ANOTHER VIEWPOINT: Don’t normalize unruly air travel


Minneapolis Star Tribune

Just as some Americans started feeling better about travel during the pandemic, airline passengers found they have another thing to worry about — fellow passengers.

The number of rowdy, sometimes violent incidents aboard planes is skyrocketing, putting travelers at risk. Federal Aviation Administration officials say that as of mid-August they’ve logged nearly 3,900 unruly passenger reports, about 2,800 related to wearing masks.

So far this year, 682 investigations (more than twice the previous 2004 high of 310) have been done, and offenders have been assessed a record $1 million in potential fines.

FAA and airline officials say the offenses range from refusing to wear a mask to throwing suitcases and other items to physical confrontations. In one case, a flight crew member was punched in the face and lost two teeth. In several incidents, altercations have resulted in diverted flights.

Combine these skirmishes in the skies with increased incidents of road rage, pugilistic parents at kids’ sports games and ugly, random acts of carjacking and other violence on the streets, and you can see the anger in America in 2021.

According to flight attendants, threatening behavior, harassment and physical altercations have become normal experiences for cabin crews this summer. Due to the increase in violence, more airline crew workers are taking self-defense classes to protect themselves and others.

A recent Association of Flight Attendants-CWA union survey reported that 85% of its members had dealt with difficult and sometimes violent passengers during 2021. The poll included 5,000 flight attendants from 30 airlines; over half of them said that they had experienced five or more such incidents, and 17% said they were involved in an incident that became physical.
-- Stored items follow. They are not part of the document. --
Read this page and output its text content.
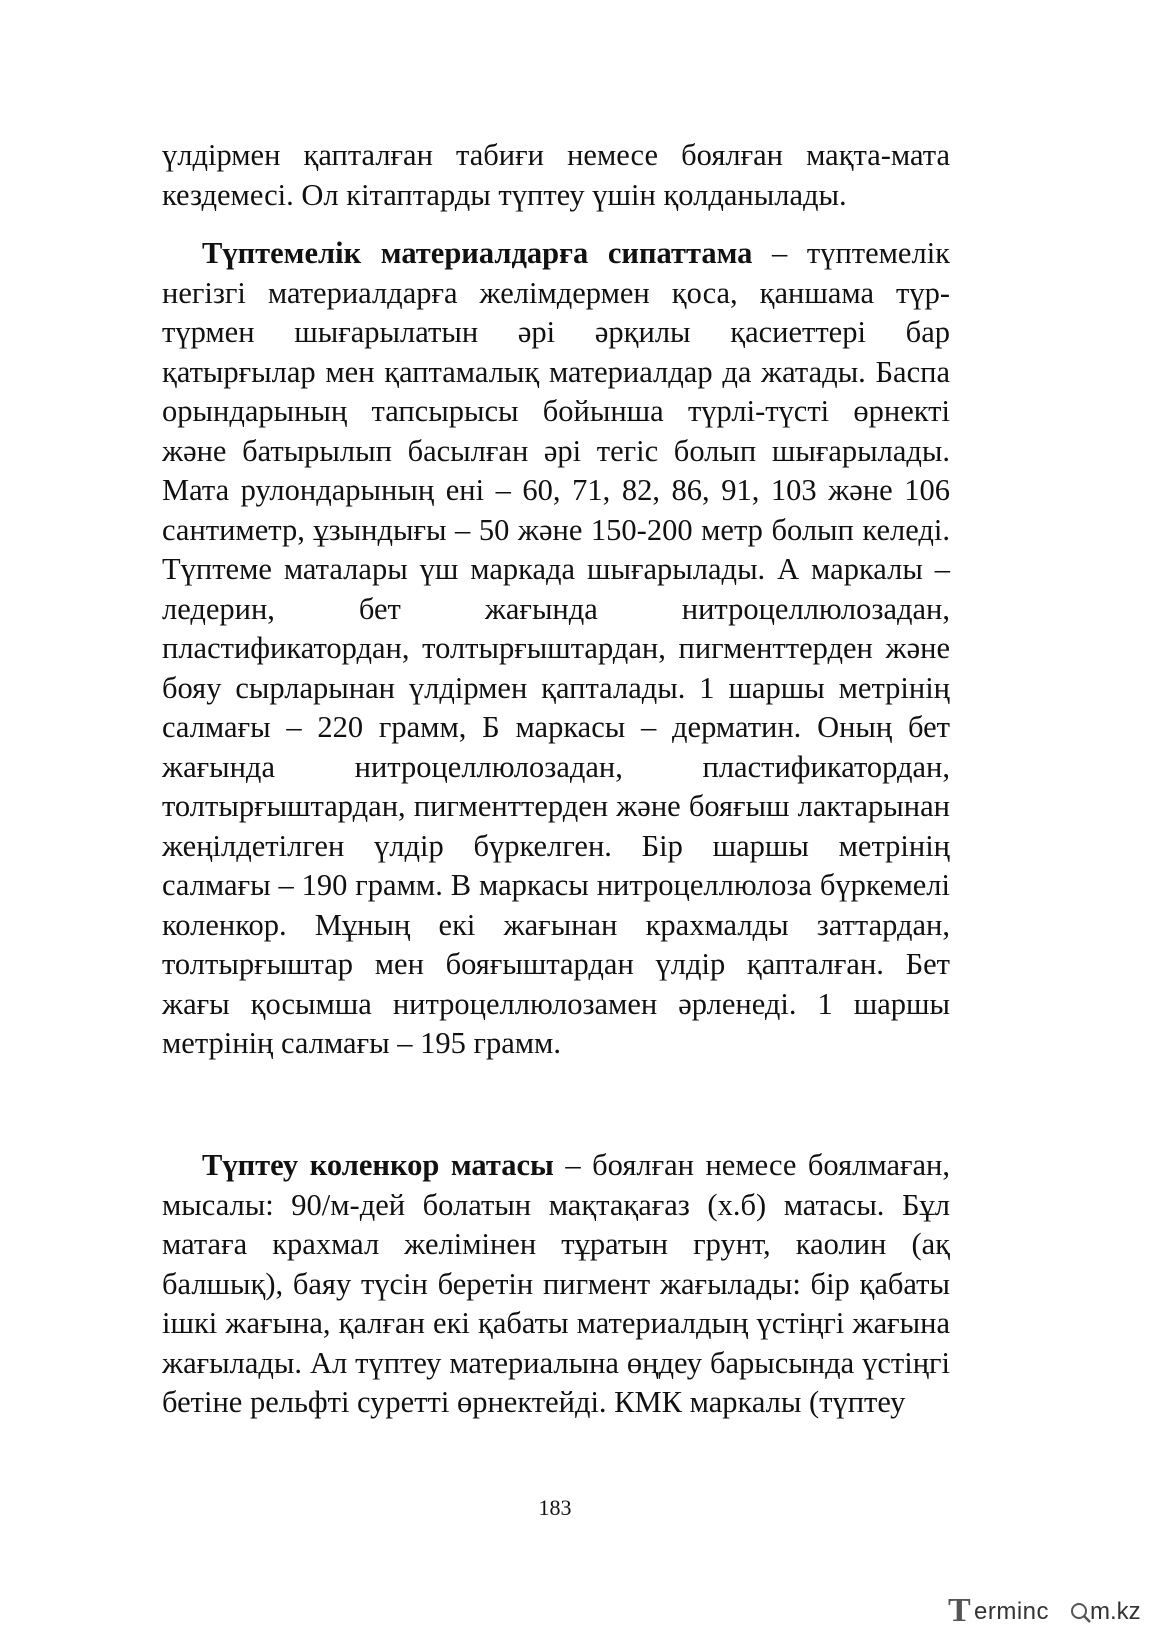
үлдірмен қапталған табиғи немесе боялған мақта-мата кездемесі. Ол кітаптарды түптеу үшін қолданылады.

Түптемелік материалдарға сипаттама – түптемелік негізгі материалдарға желімдермен қоса, қаншама түр-түрмен шығарылатын әрі әрқилы қасиеттері бар қатырғылар мен қаптамалық материалдар да жатады. Баспа орындарының тапсырысы бойынша түрлі-түсті өрнекті және батырылып басылған әрі тегіс болып шығарылады. Мата рулондарының ені – 60, 71, 82, 86, 91, 103 және 106 сантиметр, ұзындығы – 50 және 150-200 метр болып келеді. Түптеме маталары үш маркада шығарылады. А маркалы – ледерин, бет жағында нитроцеллюлозадан, пластификатордан, толтырғыштардан, пигменттерден және бояу сырларынан үлдірмен қапталады. 1 шаршы метрінің салмағы – 220 грамм, Б маркасы – дерматин. Оның бет жағында нитроцеллюлозадан, пластификатордан, толтырғыштардан, пигменттерден және бояғыш лактарынан жеңілдетілген үлдір бүркелген. Бір шаршы метрінің салмағы – 190 грамм. В маркасы нитроцеллюлоза бүркемелі коленкор. Мұның екі жағынан крахмалды заттардан, толтырғыштар мен бояғыштардан үлдір қапталған. Бет жағы қосымша нитроцеллюлозамен әрленеді. 1 шаршы метрінің салмағы – 195 грамм.

Түптеу коленкор матасы – боялған немесе боялмаған, мысалы: 90/м-дей болатын мақтақағаз (х.б) матасы. Бұл матаға крахмал желімінен тұратын грунт, каолин (ақ балшық), баяу түсін беретін пигмент жағылады: бір қабаты ішкі жағына, қалған екі қабаты материалдың үстіңгі жағына жағылады. Ал түптеу материалына өңдеу барысында үстіңгі бетіне рельфті суретті өрнектейді. КМК маркалы (түптеу

183
T erminc m.kz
The flight attendants survey confirmed that mask compliance, routine safety reminders, flight delays and cancellations were common factors in the ugly onboard incidents. And they confirmed that alcohol is often involved, prompting some airline staffers to urge alcohol bans on flights.

Problems aboard planes prompted a coalition of aviation unions and industry stakeholders to send a letter to U.S. Attorney General Merrick Garland requesting that federal prosecutors dedicate more resources for egregious cases.

Those who would even think about getting out of hand on a flight should consider the serious consequences. Interfering with the staff doing their jobs on a flight violates federal law. Bad behavior on a plane can result in substantial fines — up to $37,000 per violation. One incident can generate multiple violations, which can drive fines even higher.

Some airline staffers are pressing for even stronger penalties. That’s not a bad idea. Violent, aggressive passengers put others at risk in the air.